What should a good policy accomplish?
Besides defining sexual harassment for the purposes of that company, Simmons and Clemons say a good sexual harassment policy should include instructions for employees to report harassment, with more than one specific individual designated. It may be appropriate to leave this somewhat open by naming a handful of people and saying ‘or another member of department management,' to increase the chances this will include someone the victim knows well.
One of the biggest fears that keeps victims from reporting sexual harassment is the worry the company won't do anything about it. A good written policy should make it clear the company takes accusations seriously and will launch an investigation. It should also include a whistleblower policy stating those who report such behavior should not be subject to retaliation.
The policy shouldn't spell out exactly how accusations will be investigated, however. Clemons and Simmons say many cases are not a result of an employee maliciously seeking victims to harass, but outlining each step of a potential investigation would give a calculated aggressor the chance to cover his or her tracks.

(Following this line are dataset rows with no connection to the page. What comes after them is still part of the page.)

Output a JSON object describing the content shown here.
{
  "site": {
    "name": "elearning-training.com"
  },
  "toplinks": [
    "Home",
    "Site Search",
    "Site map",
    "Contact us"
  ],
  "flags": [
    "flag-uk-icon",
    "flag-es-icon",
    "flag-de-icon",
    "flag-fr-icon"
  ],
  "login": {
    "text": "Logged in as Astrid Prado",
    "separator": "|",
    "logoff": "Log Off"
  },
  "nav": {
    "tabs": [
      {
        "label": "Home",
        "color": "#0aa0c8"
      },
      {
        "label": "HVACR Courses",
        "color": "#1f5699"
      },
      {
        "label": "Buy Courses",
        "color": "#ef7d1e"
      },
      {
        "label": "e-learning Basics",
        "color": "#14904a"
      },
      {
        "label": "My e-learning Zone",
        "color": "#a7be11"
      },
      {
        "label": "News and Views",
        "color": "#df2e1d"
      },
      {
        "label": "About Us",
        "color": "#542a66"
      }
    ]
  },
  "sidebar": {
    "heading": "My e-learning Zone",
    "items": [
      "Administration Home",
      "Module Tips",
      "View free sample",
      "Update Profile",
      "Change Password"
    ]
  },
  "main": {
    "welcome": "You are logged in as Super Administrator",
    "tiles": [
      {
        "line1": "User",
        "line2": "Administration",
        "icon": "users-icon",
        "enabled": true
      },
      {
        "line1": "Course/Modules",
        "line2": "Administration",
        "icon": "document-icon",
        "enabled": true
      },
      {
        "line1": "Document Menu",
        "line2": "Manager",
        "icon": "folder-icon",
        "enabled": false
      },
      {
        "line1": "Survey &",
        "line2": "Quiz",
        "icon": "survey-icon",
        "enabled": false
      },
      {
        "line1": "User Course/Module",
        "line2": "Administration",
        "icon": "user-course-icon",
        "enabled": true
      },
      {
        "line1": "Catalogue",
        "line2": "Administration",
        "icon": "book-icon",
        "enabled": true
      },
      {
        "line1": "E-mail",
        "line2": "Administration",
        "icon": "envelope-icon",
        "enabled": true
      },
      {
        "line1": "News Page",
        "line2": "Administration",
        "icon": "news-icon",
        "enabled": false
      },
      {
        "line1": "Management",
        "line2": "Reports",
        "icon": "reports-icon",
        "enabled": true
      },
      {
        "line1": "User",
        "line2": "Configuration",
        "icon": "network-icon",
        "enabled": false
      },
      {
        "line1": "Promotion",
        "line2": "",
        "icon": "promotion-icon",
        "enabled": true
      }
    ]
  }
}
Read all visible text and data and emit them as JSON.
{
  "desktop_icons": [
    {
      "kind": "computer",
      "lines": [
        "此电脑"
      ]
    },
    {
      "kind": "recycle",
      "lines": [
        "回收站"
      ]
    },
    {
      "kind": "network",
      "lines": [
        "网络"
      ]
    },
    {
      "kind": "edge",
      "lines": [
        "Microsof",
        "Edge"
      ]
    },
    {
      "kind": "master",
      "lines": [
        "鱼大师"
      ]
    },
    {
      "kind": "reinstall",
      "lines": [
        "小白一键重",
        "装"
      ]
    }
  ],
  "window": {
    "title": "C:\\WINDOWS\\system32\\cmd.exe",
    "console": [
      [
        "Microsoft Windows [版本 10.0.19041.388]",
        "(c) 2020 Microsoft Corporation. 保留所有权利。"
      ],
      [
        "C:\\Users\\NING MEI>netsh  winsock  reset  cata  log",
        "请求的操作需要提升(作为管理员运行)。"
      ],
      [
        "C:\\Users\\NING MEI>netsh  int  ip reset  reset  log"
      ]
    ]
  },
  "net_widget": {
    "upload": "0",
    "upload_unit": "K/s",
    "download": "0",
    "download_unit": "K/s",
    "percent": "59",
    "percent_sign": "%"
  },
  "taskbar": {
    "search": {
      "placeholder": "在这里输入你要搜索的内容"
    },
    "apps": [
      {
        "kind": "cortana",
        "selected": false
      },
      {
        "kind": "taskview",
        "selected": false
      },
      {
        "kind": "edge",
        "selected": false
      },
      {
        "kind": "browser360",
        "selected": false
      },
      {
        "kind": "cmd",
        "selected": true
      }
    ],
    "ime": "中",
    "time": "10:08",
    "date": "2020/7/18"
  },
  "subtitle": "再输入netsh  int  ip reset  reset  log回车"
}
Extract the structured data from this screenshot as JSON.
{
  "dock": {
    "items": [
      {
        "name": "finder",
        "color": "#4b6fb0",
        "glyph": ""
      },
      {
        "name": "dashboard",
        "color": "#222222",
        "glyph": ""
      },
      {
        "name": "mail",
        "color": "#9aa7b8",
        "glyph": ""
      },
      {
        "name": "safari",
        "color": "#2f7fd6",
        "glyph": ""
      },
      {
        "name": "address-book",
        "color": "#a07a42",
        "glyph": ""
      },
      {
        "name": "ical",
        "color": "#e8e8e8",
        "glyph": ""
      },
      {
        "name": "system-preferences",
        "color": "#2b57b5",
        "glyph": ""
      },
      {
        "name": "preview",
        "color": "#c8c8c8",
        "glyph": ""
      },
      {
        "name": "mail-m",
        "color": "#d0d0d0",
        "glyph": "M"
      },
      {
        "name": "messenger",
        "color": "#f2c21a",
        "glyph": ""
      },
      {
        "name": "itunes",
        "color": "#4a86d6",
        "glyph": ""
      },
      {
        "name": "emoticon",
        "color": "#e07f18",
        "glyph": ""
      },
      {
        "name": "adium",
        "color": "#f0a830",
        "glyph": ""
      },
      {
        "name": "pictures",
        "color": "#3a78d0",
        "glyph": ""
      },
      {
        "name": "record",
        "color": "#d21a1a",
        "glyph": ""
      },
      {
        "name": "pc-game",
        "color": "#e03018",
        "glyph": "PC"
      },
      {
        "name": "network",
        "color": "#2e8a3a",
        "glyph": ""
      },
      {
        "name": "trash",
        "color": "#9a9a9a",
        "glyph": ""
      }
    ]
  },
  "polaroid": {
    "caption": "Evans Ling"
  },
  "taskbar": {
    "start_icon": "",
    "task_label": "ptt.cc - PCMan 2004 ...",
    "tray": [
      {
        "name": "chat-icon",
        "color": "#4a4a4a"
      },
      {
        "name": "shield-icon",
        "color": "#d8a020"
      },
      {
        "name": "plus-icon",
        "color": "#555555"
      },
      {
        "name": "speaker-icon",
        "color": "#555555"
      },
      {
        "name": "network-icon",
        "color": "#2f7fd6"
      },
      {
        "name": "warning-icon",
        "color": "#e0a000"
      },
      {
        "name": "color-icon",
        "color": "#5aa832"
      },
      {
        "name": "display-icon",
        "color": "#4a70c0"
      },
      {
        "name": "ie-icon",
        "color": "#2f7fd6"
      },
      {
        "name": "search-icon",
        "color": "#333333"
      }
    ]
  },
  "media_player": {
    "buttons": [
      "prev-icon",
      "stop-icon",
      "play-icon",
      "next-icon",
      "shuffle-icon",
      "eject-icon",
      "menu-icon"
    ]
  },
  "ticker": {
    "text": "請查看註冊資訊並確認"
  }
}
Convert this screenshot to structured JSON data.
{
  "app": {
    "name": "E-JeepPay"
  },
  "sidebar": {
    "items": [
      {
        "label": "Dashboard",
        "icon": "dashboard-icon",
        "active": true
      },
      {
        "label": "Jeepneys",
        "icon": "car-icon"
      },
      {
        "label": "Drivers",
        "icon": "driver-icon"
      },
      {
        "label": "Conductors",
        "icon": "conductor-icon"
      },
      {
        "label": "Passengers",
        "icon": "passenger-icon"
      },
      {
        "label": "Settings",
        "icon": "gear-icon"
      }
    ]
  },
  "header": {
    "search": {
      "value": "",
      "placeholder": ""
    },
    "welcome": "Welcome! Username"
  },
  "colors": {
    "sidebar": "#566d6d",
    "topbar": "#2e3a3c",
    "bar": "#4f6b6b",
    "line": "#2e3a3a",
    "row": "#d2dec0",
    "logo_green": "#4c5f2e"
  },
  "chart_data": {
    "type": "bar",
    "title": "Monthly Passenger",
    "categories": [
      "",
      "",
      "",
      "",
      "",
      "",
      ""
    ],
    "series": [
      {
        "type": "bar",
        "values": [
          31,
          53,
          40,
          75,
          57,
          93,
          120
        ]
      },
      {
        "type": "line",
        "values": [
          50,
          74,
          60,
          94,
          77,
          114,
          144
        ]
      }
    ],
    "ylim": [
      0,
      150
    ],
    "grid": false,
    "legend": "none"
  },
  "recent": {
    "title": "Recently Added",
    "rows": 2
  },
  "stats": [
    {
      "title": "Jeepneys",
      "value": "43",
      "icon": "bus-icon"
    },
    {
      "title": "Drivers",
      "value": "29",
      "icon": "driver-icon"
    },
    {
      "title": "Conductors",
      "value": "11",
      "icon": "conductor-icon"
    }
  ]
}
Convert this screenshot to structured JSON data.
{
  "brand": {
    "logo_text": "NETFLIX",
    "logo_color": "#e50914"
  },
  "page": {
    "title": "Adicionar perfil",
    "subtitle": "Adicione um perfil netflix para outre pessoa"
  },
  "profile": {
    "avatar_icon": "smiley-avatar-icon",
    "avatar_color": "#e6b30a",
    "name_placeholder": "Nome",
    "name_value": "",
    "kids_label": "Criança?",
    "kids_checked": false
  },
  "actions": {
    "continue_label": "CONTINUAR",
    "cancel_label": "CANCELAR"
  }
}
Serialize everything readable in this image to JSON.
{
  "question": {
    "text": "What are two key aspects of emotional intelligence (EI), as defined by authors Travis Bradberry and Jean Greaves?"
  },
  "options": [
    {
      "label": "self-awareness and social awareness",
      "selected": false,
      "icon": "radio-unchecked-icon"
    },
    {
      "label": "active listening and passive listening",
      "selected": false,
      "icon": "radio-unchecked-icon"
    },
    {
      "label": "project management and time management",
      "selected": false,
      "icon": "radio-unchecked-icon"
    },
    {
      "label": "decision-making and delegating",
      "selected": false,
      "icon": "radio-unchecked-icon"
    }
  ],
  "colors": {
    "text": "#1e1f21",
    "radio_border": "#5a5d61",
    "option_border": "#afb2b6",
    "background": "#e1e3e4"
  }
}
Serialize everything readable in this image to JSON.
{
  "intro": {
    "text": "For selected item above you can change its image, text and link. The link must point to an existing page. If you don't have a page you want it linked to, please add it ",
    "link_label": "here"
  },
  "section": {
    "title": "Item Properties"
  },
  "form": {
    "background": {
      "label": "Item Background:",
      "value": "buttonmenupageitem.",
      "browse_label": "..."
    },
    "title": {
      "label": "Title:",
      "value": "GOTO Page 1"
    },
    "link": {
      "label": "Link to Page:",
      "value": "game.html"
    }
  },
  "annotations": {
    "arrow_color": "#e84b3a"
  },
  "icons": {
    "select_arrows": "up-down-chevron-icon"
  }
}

It's critical that a third party be appointed to look into allegations of harassment. Some attorneys offer this service as do HR consultants, though Clemons advises employers to inquire about a firm's experience in this area before engaging one. That third party should also come in without a presumption of guilt toward the accused harasser.
“There has to be a balance with the rush to judgment,” said Simmons, recalling a particularly devastating case in which a man lost his job but his accuser later admitted their report was false. “This person was ostracized and penalized just based on allegations alone. We see that a lot of times where people will rush to judgment without doing a proper investigation.
“A lot of impact is being felt beyond the initial allegation,” agreed Clemons. “We've seen suicides, we've seen careers destroyed, families destroyed. That's also going to trickle into the workplace.”
More than a policy
The most important thing about a sexual harassment policy is that it shouldn't begin and end with the company's game plan in the event of a complaint. It should be part of a schedule of awareness training and an employer-driven culture. Lower level employees should receive training as soon after beginning work as possible, and managers should also be given instructions on how to handle complaints and what to do if they see something inappropriate take place. Clemons acknowledges this can be tough in high turnover businesses, but it has to be done.
“Many times, what we see companies do is they have a situation like this and they realize, ‘Oh gosh, we have not trained our employees or our managers on this subject thoroughly. We've kind of let that slide by thinking that people can be adults and use common sense,'” said Clemons. “Brian and I have talked about this a lot – things that have been ‘acceptable' in the workplace now aren't acceptable. Then it was allowed and people turned their eyes away. Too much awareness has been brought to this. They key is: you could be next. That's what we're telling our clients is, we're trying to keep you in the know but not in the news.”